Hybrid techniques are a combination of 2 or more analytical techniques that help detect and quantify components in a mixture. Gas chromatography-mass spectrometry (GC-MS), liquid chromatography-mass spectrometry (LC-MS), gas chromatography-infrared spectroscopy (GC-IR), and liquid chromatography-nuclear magnetic resonance spectroscopy (LC-NMR) are a few of the most popular hybrid analytical techniques. These are widely used in chemistry and biochemistry.
Gas Chromatography-Mass Spectrometry
GC-MS is a hybrid technique combining two analytical techniques to form one robust method for analyzing chemical mixtures. While GC separates the individual components in a mixture, MS characterizes the separated components to allow both qualitative and quantitative analysis of a mixture.
In GC, the sample is injected into a mobile phase, which is usually an inert gas such as helium. The individual components of the sample react with the stationary phase at different rates and hence elute at different times. By increasing the temperature of the system, the compounds can be separated on the basis of their boiling points.

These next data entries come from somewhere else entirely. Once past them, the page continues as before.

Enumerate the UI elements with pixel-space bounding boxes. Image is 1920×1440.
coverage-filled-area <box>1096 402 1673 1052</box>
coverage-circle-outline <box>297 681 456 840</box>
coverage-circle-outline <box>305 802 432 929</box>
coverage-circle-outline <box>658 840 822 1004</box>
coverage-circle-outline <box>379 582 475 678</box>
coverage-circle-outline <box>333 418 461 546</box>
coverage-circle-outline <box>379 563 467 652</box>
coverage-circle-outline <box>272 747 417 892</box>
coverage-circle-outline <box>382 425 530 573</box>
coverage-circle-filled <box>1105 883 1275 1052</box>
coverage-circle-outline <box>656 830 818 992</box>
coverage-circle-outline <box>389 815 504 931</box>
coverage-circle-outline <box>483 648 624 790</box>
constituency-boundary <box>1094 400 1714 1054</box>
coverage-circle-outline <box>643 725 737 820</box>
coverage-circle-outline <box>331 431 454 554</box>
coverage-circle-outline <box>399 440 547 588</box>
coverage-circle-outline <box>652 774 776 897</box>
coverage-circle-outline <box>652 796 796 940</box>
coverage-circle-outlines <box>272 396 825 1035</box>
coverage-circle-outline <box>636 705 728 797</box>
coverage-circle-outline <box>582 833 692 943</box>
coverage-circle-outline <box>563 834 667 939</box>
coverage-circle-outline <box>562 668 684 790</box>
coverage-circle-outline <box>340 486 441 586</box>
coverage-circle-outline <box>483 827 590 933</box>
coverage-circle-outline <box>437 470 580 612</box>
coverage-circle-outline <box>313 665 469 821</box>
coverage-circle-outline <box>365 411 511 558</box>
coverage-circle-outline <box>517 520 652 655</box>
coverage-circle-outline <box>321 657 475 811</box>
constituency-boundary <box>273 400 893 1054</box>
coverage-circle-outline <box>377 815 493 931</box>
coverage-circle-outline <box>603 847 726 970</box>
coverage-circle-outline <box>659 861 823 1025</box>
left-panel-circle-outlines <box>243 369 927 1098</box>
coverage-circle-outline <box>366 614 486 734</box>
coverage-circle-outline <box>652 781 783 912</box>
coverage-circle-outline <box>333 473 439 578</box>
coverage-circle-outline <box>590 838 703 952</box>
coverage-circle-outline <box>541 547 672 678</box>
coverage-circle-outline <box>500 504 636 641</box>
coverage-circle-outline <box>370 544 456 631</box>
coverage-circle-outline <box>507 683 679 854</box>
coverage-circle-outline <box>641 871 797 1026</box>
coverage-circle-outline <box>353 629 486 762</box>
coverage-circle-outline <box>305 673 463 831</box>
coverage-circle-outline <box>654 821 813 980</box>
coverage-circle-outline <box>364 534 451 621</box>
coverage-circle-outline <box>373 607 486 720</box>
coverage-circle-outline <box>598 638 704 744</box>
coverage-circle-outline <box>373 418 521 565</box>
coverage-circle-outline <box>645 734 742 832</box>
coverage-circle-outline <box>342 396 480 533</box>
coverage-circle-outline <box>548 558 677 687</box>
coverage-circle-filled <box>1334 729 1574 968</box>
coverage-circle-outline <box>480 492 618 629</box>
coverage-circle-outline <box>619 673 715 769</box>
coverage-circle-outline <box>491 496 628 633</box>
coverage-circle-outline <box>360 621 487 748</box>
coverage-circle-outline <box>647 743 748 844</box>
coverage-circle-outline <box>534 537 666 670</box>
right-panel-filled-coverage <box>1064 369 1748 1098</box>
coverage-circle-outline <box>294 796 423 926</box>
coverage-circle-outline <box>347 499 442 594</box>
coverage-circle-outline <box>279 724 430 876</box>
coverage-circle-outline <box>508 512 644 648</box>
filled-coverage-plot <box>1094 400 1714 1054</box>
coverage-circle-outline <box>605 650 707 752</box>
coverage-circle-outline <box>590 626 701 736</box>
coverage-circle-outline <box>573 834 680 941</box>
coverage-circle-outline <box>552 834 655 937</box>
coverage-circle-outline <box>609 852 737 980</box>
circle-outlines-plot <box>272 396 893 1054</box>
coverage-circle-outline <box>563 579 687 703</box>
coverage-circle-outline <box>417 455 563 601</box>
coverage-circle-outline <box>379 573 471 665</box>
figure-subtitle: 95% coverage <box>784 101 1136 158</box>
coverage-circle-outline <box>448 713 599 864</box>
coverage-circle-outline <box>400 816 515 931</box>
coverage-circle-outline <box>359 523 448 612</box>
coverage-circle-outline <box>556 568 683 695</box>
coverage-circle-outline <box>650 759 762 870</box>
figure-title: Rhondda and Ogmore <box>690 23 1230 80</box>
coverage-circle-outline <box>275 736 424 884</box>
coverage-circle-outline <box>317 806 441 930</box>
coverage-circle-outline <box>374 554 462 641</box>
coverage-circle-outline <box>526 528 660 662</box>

The components eluting from the column enter the MS detector where they are fragmented into ions by electron bombardment. A mass spectrum produced for each fragment with the help of a quadrapole acts as a fingerprint and helps identify the compound.
The combination of GC with MS offers an efficient analytical tool to separate, identify, and quantify the individual components of a mixture. Therefore, GC-MS is widely used in medical, environmental, and pharmaceutical industries.
Liquid Chromatography-Mass Spectrometry
LC-MS combines the separation of molecules by LC or HPLC with mass analysis using MS. It is a highly useful technique that is very sensitive and works according to principles similar to that of GC-MS. It is used in the separation, detection, and identification of chemicals in complex mixtures such as natural product extracts. LC-MS systems can also be used for preparative uses such as mass-based purification of substances for use in research, agrochemical, pharmaceutical, and food industries.
LC-MS is used in the bioanalysis of pharmaceuticals to determine drug retention times in the body. In proteomics, LC-MS is useful in the analysis of complex peptide samples and mass fingerprinting of individual peptides. This technique also finds use in the profiling of secondary metabolites in plants and in different stages of drug development such as peptide mapping, bioaffinity screening, glycoprotein mapping, in vivo drug screening, impurity identification, and quality control.
Gas Chromatography-Infrared Spectroscopy
GC-IR is a separation technique similar to GC-MS - the only difference is that the identification is carried out using IR spectroscopy here. IR spectroscopy deals with the analysis of molecular interactions with IR light of the electromagnetic spectrum. It measures the wavelength and the intensity at which a sample absorbs IR light.
GC-IR was initially performed by passing the eluted molecules from the packed column through the IR instrument. With the development of FT-IR, the analysis of GC effluent in real time became possible.
Like other hybrid techniques, GC-IR can be used for both qualitative and quantitative analysis. It is widely used in the detection of aromatics and oxygenates in gasoline in the petrochemical industry. Its environmental applications include identification of hazardous waste and the detection of contaminants in soil. It is also used in drug development and quality control in the pharmaceutical industry as well as in the food, flavor, and fragrance industry.
Liquid Chromatography-Nuclear Magnetic Resonance Spectroscopy
In LC-NMR, LC and NMR are combined for analytical uses. NMR spectroscopy is a powerful technique that exploits the magnetic properties of different molecules. The resonance frequency of a molecule varies with the intramolecular magnetic field present around an atom. This variation can help in the study of the molecule’s electronic structure. In LC-NMR, the sample-containing loops are transferred to the NMR spectrometer after chromatographic separation.
LC-NMR systems from Bruker are suitable for the analysis of unstable and sensitive compounds. They offer fully automated analysis involving LC separation and NMR characterization. More sophisticated Bruker LC- solid phase extraction (SPE)-NMR systems offer drastic increases in signal-to-noise ratio of the NMR spectra which is helpful in complete structural elucidation.